Dopo la fugace visione di Dio, realizzazione piena del suo itinerarium mentis in Deum (per definirlo con le parole di san Bonaventura), Dante sente che l'Amore "che move il sole e l'altre stelle" sta ormai muovendo anche il suo desiderio e la sua volontà (vv. 142-145). Dante così si riconosce "nella solitudine infinita del solo Dio",[1] collocandosi nella perfezione del moto circolare divino.

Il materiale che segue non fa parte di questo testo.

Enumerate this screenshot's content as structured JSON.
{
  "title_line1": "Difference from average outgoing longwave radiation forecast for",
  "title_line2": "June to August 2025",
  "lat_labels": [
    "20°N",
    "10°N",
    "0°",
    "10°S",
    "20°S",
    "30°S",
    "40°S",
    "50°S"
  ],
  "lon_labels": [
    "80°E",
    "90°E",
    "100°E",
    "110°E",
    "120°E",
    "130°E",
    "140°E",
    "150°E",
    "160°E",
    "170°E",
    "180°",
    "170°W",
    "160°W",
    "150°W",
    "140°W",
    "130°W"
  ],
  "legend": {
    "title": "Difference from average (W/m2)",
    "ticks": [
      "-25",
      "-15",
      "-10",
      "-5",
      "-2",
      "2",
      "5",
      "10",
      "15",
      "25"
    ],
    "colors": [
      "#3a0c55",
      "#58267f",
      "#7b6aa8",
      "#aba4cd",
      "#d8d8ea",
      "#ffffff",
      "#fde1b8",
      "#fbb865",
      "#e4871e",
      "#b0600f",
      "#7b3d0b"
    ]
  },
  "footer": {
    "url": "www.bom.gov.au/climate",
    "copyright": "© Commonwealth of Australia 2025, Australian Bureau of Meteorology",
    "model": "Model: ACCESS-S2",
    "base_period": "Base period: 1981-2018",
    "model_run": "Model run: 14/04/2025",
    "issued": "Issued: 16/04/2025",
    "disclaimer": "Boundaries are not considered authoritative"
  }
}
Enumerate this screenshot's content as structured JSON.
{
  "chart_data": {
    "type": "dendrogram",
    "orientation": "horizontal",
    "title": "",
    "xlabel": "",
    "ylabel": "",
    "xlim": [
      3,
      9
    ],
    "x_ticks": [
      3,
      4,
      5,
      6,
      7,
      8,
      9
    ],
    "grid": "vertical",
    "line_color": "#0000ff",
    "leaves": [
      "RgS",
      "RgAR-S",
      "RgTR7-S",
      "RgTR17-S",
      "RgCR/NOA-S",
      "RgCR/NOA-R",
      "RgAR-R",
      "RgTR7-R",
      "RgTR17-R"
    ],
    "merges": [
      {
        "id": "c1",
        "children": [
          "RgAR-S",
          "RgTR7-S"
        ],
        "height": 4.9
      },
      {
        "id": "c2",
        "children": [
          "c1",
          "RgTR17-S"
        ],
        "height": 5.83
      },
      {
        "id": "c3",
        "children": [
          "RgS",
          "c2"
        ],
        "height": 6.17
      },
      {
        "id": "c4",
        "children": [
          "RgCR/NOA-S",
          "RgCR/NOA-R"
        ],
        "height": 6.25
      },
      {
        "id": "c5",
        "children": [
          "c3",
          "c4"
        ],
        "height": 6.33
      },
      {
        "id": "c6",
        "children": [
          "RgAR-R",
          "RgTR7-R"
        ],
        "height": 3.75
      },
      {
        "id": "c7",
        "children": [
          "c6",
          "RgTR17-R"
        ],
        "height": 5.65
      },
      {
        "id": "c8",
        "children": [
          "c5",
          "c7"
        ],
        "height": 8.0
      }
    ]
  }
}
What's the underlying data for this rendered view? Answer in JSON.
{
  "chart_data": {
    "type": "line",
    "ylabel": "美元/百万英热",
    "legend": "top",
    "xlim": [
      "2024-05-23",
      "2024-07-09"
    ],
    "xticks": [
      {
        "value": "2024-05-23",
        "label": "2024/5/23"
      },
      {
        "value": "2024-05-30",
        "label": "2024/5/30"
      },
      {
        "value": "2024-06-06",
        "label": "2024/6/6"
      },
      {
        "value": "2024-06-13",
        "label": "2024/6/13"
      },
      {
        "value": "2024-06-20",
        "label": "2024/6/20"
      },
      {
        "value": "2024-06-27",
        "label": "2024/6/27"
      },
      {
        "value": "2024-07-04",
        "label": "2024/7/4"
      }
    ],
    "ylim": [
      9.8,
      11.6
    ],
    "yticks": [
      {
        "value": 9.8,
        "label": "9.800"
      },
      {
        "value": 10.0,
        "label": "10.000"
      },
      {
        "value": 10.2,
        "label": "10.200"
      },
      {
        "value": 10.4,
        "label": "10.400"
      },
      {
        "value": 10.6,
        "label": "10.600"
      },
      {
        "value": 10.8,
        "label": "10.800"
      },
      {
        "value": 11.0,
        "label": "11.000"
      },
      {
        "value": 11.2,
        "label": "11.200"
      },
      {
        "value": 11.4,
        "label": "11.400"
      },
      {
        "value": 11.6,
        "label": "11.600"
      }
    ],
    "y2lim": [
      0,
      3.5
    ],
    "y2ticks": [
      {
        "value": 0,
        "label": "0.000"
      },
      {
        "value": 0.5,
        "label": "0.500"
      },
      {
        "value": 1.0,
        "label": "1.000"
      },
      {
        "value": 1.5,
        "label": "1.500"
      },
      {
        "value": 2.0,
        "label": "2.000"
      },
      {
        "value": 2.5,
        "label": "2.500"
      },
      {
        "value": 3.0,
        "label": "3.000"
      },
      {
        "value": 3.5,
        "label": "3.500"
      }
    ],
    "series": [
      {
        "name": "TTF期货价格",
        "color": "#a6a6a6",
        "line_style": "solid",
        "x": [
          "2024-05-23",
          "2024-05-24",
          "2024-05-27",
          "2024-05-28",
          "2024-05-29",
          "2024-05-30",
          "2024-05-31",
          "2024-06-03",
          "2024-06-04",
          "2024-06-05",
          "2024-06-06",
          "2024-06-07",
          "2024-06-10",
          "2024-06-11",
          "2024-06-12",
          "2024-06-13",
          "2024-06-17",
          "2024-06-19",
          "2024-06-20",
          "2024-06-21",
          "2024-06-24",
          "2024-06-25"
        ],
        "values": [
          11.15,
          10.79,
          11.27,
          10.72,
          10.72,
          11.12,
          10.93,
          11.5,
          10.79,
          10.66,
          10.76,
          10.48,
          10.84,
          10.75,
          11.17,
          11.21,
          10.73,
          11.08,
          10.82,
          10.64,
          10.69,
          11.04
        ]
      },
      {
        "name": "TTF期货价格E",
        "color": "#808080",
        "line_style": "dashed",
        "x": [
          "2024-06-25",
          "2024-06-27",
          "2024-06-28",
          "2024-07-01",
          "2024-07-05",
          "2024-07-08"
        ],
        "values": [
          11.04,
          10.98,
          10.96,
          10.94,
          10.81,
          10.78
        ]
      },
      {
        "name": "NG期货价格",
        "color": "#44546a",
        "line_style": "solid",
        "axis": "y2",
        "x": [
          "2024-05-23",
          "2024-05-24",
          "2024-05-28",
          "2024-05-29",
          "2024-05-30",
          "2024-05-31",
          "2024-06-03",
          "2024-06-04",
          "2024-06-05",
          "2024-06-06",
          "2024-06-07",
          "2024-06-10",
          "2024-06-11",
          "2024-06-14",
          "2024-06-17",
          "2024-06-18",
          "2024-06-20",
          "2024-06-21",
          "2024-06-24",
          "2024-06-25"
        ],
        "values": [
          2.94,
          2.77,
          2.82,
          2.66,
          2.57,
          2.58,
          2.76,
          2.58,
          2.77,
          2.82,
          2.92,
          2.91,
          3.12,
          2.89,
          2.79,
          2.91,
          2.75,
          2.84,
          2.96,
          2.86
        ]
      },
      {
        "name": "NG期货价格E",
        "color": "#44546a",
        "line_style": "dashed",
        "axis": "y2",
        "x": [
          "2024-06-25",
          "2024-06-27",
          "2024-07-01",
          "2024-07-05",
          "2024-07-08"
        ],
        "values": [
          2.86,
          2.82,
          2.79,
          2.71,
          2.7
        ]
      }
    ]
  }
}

Le stelle, osserva Attilio Momigliano,[2] sono la meta di Dante e perciò ricorrono nel verso finale di ogni cantica della Divina Commedia: una rispondenza che «non è pura simmetria, ma espressione del motivo ideale che corre attraverso il poema e lo innalza costantemente verso la meta». Con questo verso, Dante racchiude il significato dell'intera opera, di Dio, dell'universo e del fatto che l'amore è il meccanismo del mondo e di tutta la vita.
Note
^La Divina Commedia. Paradiso, Letture e commento di Vittorio Sermonti, Milano, Bruno Mondadori, 1996, p. 528.
^La Divina Commedia.Inferno, con i commenti di Tommaso Casini, Silvio Adrasto Barbi e di Attilio Momigliano, Firenze, Sansoni, 1979.